2Au début des années 1920, alors que le monde se remettait de la Première Guerre mondiale et d’une épidémie mondiale de grippe espagnole, le père moderne des JO et président fondateur du Comité International Olympique (CIO), Pierre de Coubertin, qui avait fui la France et transféré le siège du CIO en Suisse pendant la guerre, espérait un éblouissant retour dans sa ville natale avant de se retirer. Ainsi, il a convaincu le conseil d’administration du CIO d’élire sa ville natale, Paris, comme hôte des jeux de 1924. La fête grandiose souhaitée par Coubertin se réalise : Paris 1924 rassemble plus d’athlètes et de journalistes que jamais, suscitant une couverture médiatique « assez importante » (Dyreson, 2004, p.87), ce qui provoque la création du premier village olympique et attire plus de 600 000 spectateurs (CIO, 2021). Dans ces conditions, les premières vedettes du sport international naissent il y a cent ans à Paris (Pointu, 2005), y compris la future étoile hollywoodienne Johnny Weissmuller qui incarna Tarzan dans une douzaine de films entre 1932 et 1948, et les coureurs britanniques Harold Abrahams et Eric Liddell dont l’amitié et la rivalité furent immortalisées par le film Les Chariots de Feu dans les années 1980. Paris 1924 fut donc le point de départ nécessaire à l’évolution des statuts médiatique et sociétal du sport, qui aujourd’hui donne à ses athlètes vedettes le pouvoir d’influencer le public sur les images des territoires (Houllier-Guibert, 2019).

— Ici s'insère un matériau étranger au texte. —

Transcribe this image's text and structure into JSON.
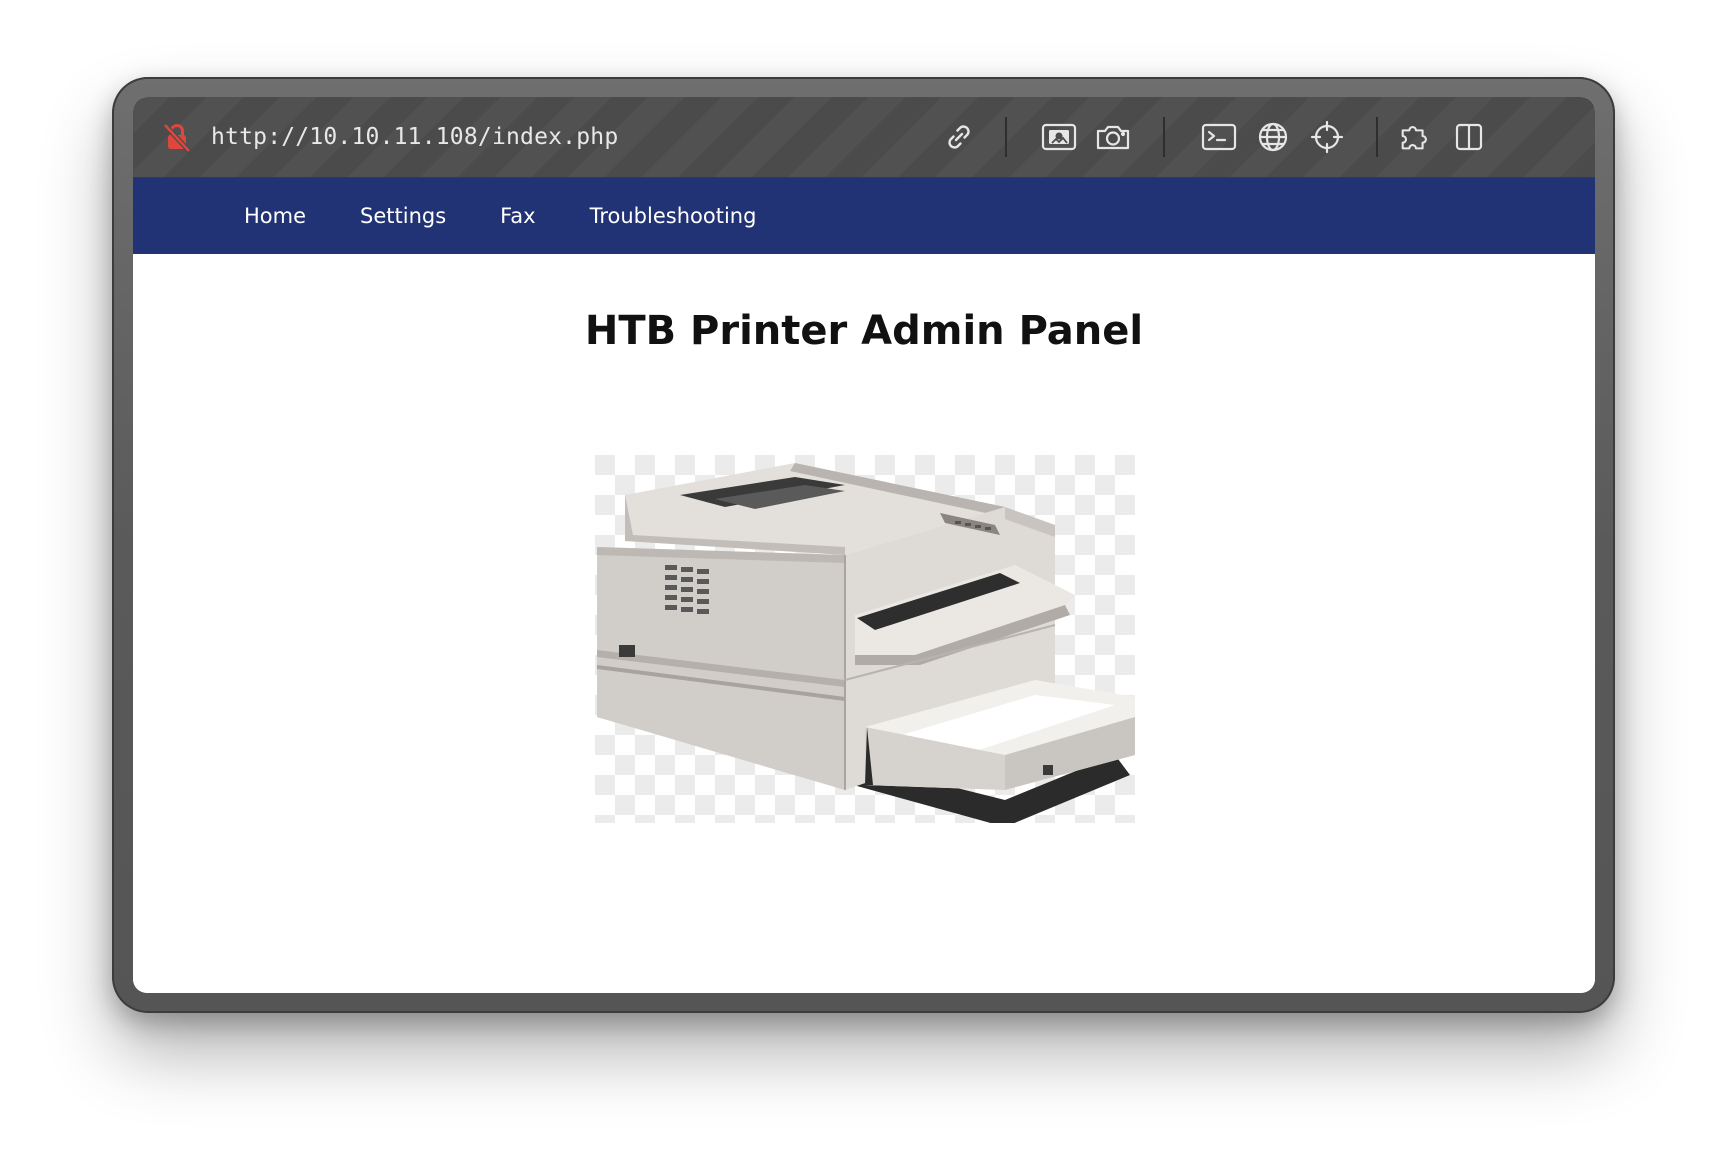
{
  "browser": {
    "url": "http://10.10.11.108/index.php",
    "security_icon": "lock-slash-icon",
    "toolbar_icons": [
      "link-icon",
      "image-icon",
      "camera-icon",
      "terminal-icon",
      "globe-icon",
      "crosshair-icon",
      "extension-icon",
      "split-view-icon"
    ]
  },
  "nav": {
    "items": [
      {
        "label": "Home"
      },
      {
        "label": "Settings"
      },
      {
        "label": "Fax"
      },
      {
        "label": "Troubleshooting"
      }
    ],
    "background_color": "#213374"
  },
  "page": {
    "title": "HTB Printer Admin Panel",
    "image": "printer-image"
  }
}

1. Le mouvement olympique en 1924 : nationalisme, amateurisme et débats politiques

3Paris 1924 marqua le trentième anniversaire de la naissance des Jeux Olympiques modernes. En effet, le CIO naquit le 23 juin 1894 à la Sorbonne lors d’un rassemblement de dirigeants sportifs initié par Pierre de Coubertin. Après les premiers Jeux à Athènes en 1896, Paris, qui était alors « le centre culturel du monde » (Pointu, 2005, p.35), accueillit les Jeux de la IIe Olympiade en 1900. Malgré une « étonnante modernité », ces Jeux furent « souvent dépréciés [parce qu’ils] s’écartèrent considérablement des idéaux de Coubertin » (p.35). Pire, l’événement, organisé en parallèle de l’exposition universelle, n’utilisa même pas le terme « Olympique » suite à un conflit entre Coubertin et le directeur général de cette exposition, Alfred Picard. À la place, cette manifestation olympique fut nommée « Concours Internationaux d’Exercices Physiques et de Sports ». En conséquence, plutôt que l’événement majeur dont rêvait Coubertin dans sa ville natale, les Jeux de 1900 furent discrets. Alors, Coubertin décida de réaliser « le coup d’État dans toute sa beauté » en 1921 afin d’assurer que sa ville natale soit à nouveau choisie comme ville hôte, devant Amsterdam et Los Angeles qui paraissaient dominer (Coubertin, 1931/1989). À moins de deux mois du vote pour la ville d’accueil de 1924, le baron écrivit une lettre à ses collègues dans laquelle il demanda aux votants de voter pour Paris, faisant donc « le sacrifice de [leurs] préférences et […] intérêts nationaux », par loyauté pour lui avant qu’il ne se retire du CIO en 1925.

4C’est ainsi avec un esprit ardent que Paris se porta candidate à l’organisation des JO 1924, autant pour rattraper le temps perdu par la grande guerre de 1914-1918 que pour compenser l’édition ratée de 1900 et faire honneur à Coubertin. Le comité d’organisation imagina donc les choses en grand avec les objectifs assumés de construire deux nouveaux stades modernes, de localiser les compétitions sur des sites à travers la capitale française pour que tous les parisiens se sentent concernés et puissent profiter des festivités, et de faire preuve d’innovation pour satisfaire les milliers d’athlètes, journalistes, autres personnels et touristes attendus dans la ville lumière. Comme les JO d’Anvers en 1920, qui sonnèrent le retour du mouvement olympique, ceux de Paris s’annoncèrent donc en fanfare au milieu d’un contexte sociétal encore difficile avec une population toujours marquée par le souvenir des batailles sanglantes de la Première Guerre Mondiale et de ses tranchées.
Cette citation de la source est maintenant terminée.